UnitedHealth Stock Falls on Report of Secret Nursing Home Payouts, HSBC Slashes Target

  • UnitedHealth Group (UNH) shares dropped over 5% to $306.80 in premarket trading, down nearly 37% year-to-date, amid a Guardian report exposing alleged bonuses paid to nursing homes to reduce hospital transfers risking patient safety.
  • HSBC downgraded UNH to ‘Reduce’ with a $270 price target, citing a projected 88.1% medical loss ratio for 2025, policy risks to Optum Rx, and a lower return on equity, signaling a delayed financial recovery through 2026-2027.
  • The company faces challenges in its Medicare Advantage and Medicaid segments, with performance in bids, benefits, and potential funding cuts critical to its future, alongside the fallout from CEO Andrew Witty’s departure and withdrawn 2025 earnings guidance.

UNH

UnitedHealth Group (UNH) faces mounting challenges as its stock plummeted over 5% to $306.80 in premarket trading on Wednesday, reflecting a nearly 36% decline year-to-date. A Guardian report revealed the healthcare conglomerate’s alleged practice of paying nursing homes thousands in bonuses to reduce hospital transfers for ailing residents, a cost-cutting measure that reportedly saved millions but raised concerns about patient safety. This revelation compounds existing pressures on the company, which is grappling with a U.S. Department of Justice criminal investigation into potential Medicare fraud, as reported by the Wall Street Journal. The probe follows the abrupt departure of CEO Andrew Witty and the withdrawal of UnitedHealth’s 2025 earnings forecast, signaling deeper uncertainties.
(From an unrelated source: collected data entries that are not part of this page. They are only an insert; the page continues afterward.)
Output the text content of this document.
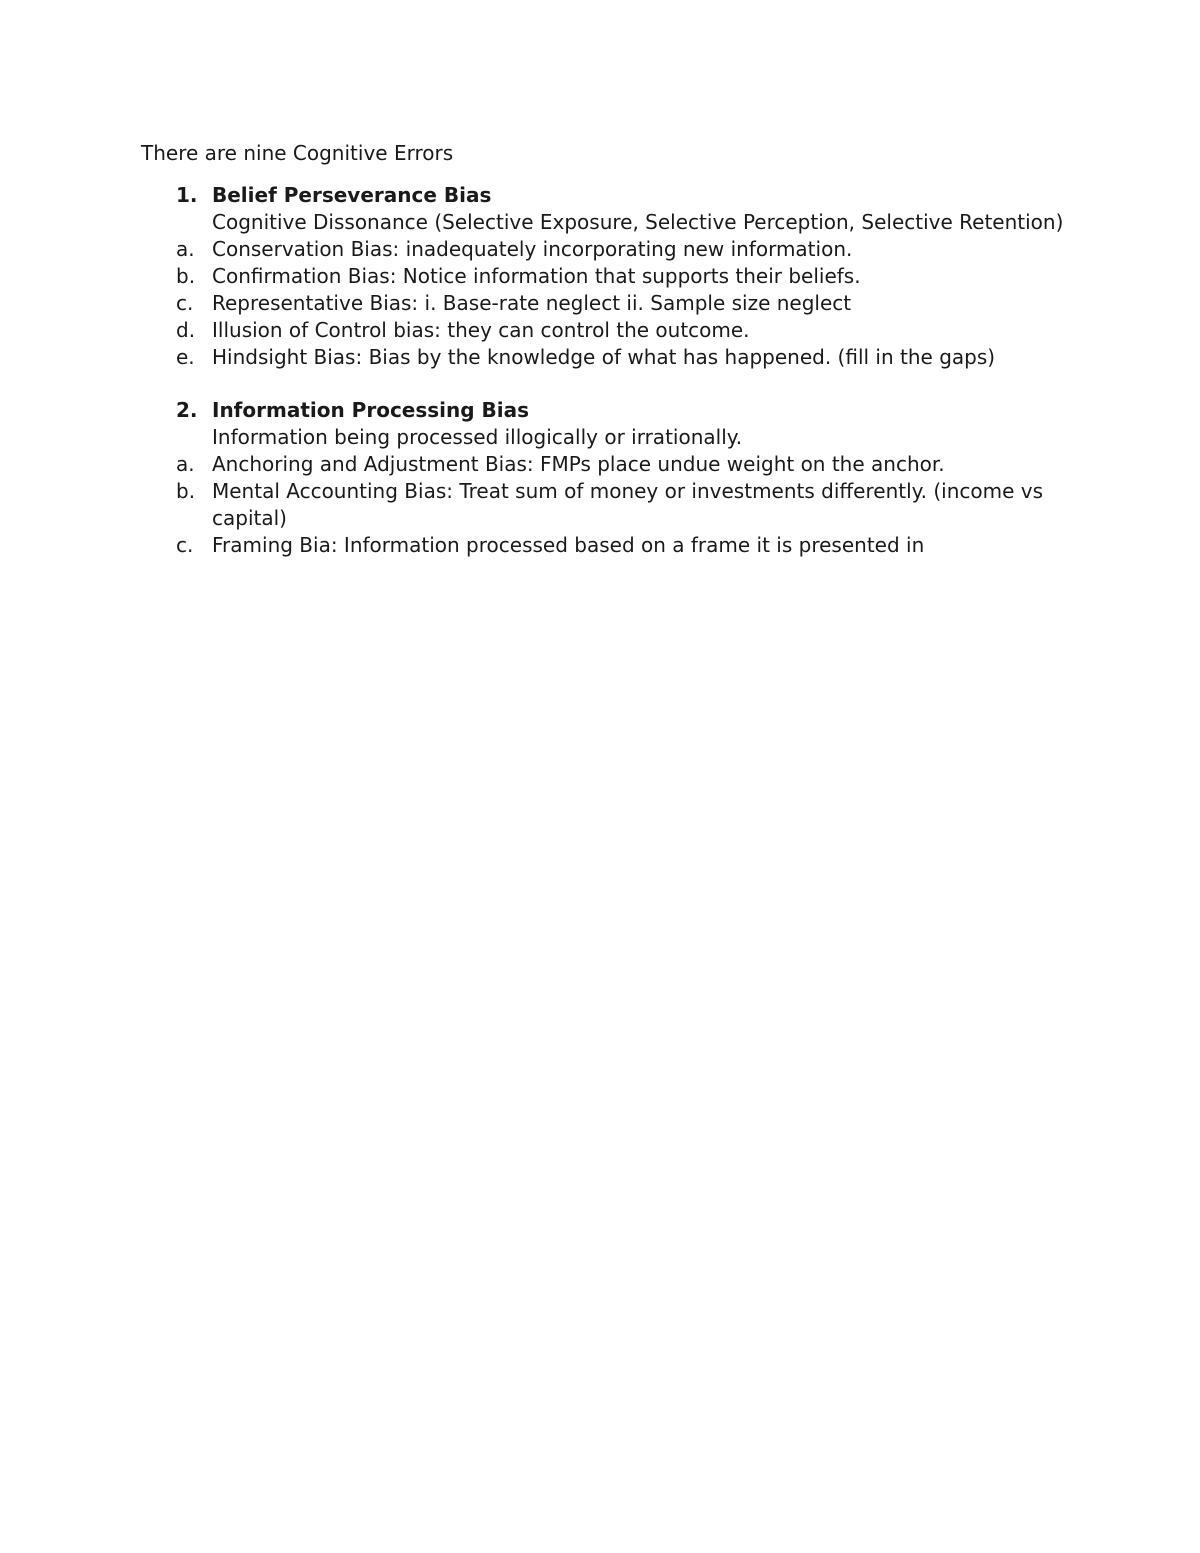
There are nine Cognitive Errors
1. Belief Perseverance Bias
Cognitive Dissonance (Selective Exposure, Selective Perception, Selective Retention)
a. Conservation Bias: inadequately incorporating new information.
b. Confirmation Bias: Notice information that supports their beliefs.
c. Representative Bias: i. Base-rate neglect ii. Sample size neglect
d. Illusion of Control bias: they can control the outcome.
e. Hindsight Bias: Bias by the knowledge of what has happened. (fill in the gaps)
2. Information Processing Bias
Information being processed illogically or irrationally.
a. Anchoring and Adjustment Bias: FMPs place undue weight on the anchor.
b. Mental Accounting Bias: Treat sum of money or investments differently. (income vs capital)
c. Framing Bia: Information processed based on a frame it is presented in
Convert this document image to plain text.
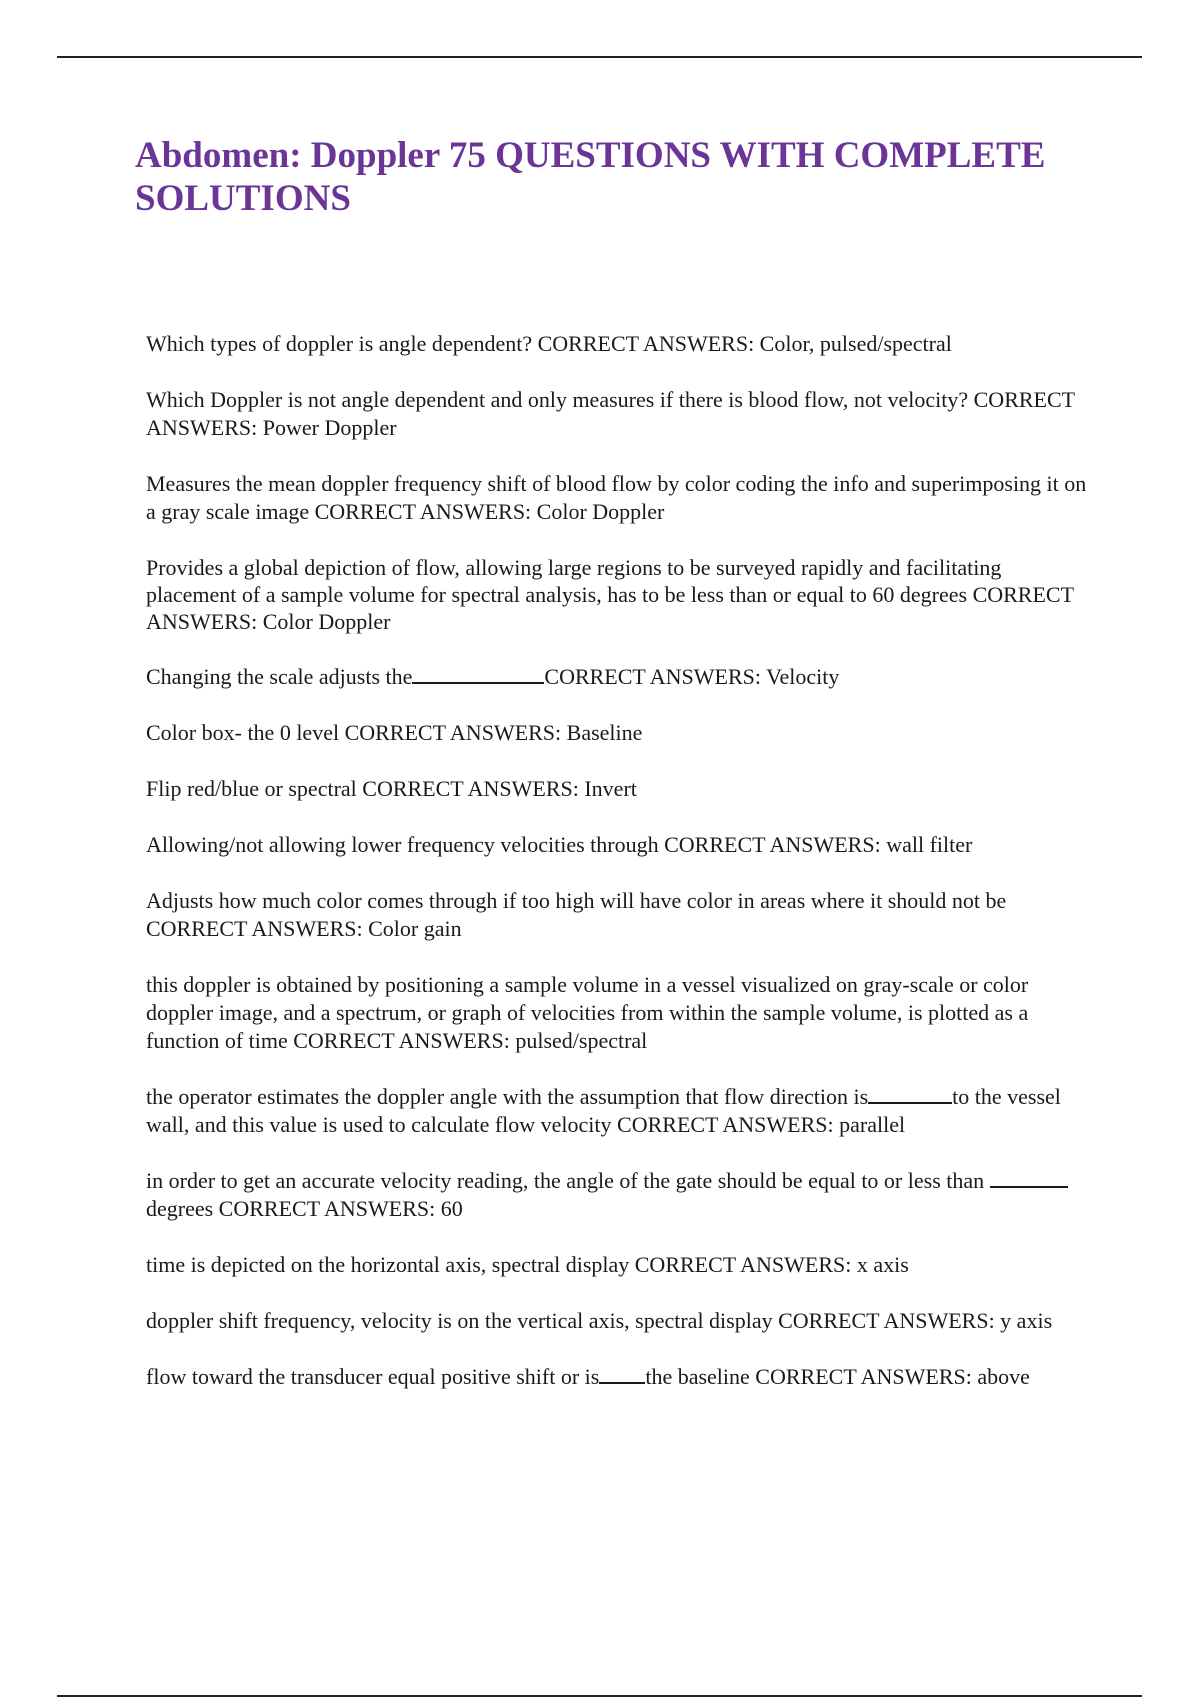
Abdomen: Doppler 75 QUESTIONS WITH COMPLETE SOLUTIONS
Which types of doppler is angle dependent? CORRECT ANSWERS: Color, pulsed/spectral
Which Doppler is not angle dependent and only measures if there is blood flow, not velocity? CORRECT ANSWERS: Power Doppler
Measures the mean doppler frequency shift of blood flow by color coding the info and superimposing it on a gray scale image CORRECT ANSWERS: Color Doppler
Provides a global depiction of flow, allowing large regions to be surveyed rapidly and facilitating placement of a sample volume for spectral analysis, has to be less than or equal to 60 degrees CORRECT ANSWERS: Color Doppler
Changing the scale adjusts the	CORRECT ANSWERS: Velocity
Color box- the 0 level CORRECT ANSWERS: Baseline
Flip red/blue or spectral CORRECT ANSWERS: Invert
Allowing/not allowing lower frequency velocities through CORRECT ANSWERS: wall filter
Adjusts how much color comes through if too high will have color in areas where it should not be CORRECT ANSWERS: Color gain
this doppler is obtained by positioning a sample volume in a vessel visualized on gray-scale or color doppler image, and a spectrum, or graph of velocities from within the sample volume, is plotted as a function of time CORRECT ANSWERS: pulsed/spectral
the operator estimates the doppler angle with the assumption that flow direction is	to the vessel wall, and this value is used to calculate flow velocity CORRECT ANSWERS: parallel
in order to get an accurate velocity reading, the angle of the gate should be equal to or less than degrees CORRECT ANSWERS: 60
time is depicted on the horizontal axis, spectral display CORRECT ANSWERS: x axis
doppler shift frequency, velocity is on the vertical axis, spectral display CORRECT ANSWERS: y axis
flow toward the transducer equal positive shift or is the baseline CORRECT ANSWERS: above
Meanwhile, HSBC analysts downgraded UnitedHealth’s stock to ‘Reduce’ from ‘Hold,’ slashing their price target to a street-low of $270 from $490. Their bearish outlook hinges on three critical risks. First, they project a medical loss ratio (MLR) of 88.1% for 2025, per Visible Alpha consensus, exceeding the company’s prior 87-88% guidance, which was withdrawn. This elevated MLR could persist into 2026, straining profitability. Second, policy risks loom over Optum Rx, UnitedHealth’s pharmacy benefits manager, with potential disruptions from a pharmacy benefit manager bill or the proposed most-favored-nation drug pricing model, which analysts believe the market underestimates. Third, HSBC anticipates a lower return on equity, justifying a reduced valuation multiple, particularly as the company navigates an earnings cut cycle. The cancellation of guidance offers the new CEO an opportunity to reset expectations, a strategy analysts describe as “kitchen sinking.”

UnitedHealth, with a $291.72 billion market cap and trading at a P/E ratio of 13.3x, faces additional headwinds in its Medicare Advantage segment, where performance in bids, benefits, and star ratings will be pivotal for 2026-2027. Potential Medicaid funding cuts further threaten its Medicaid business. HSBC’s revised earnings estimates for 2026-2027 reflect a delayed recovery, acknowledging that their earlier bear case, outlined after the April 22, 2025, sell-off, underestimated the company’s earnings risks.

The convergence of regulatory scrutiny, operational challenges, and policy uncertainties has eroded investor confidence. The Justice Department’s investigation into Medicare fraud allegations, coupled with the Guardian’s report on questionable cost-cutting practices, underscores the ethical and financial dilemmas facing UnitedHealth. As the company navigates these turbulent waters, its ability to stabilize its MLR, address regulatory risks, and maintain competitive positioning in Medicare and Medicaid will be critical to restoring market trust and financial resilience.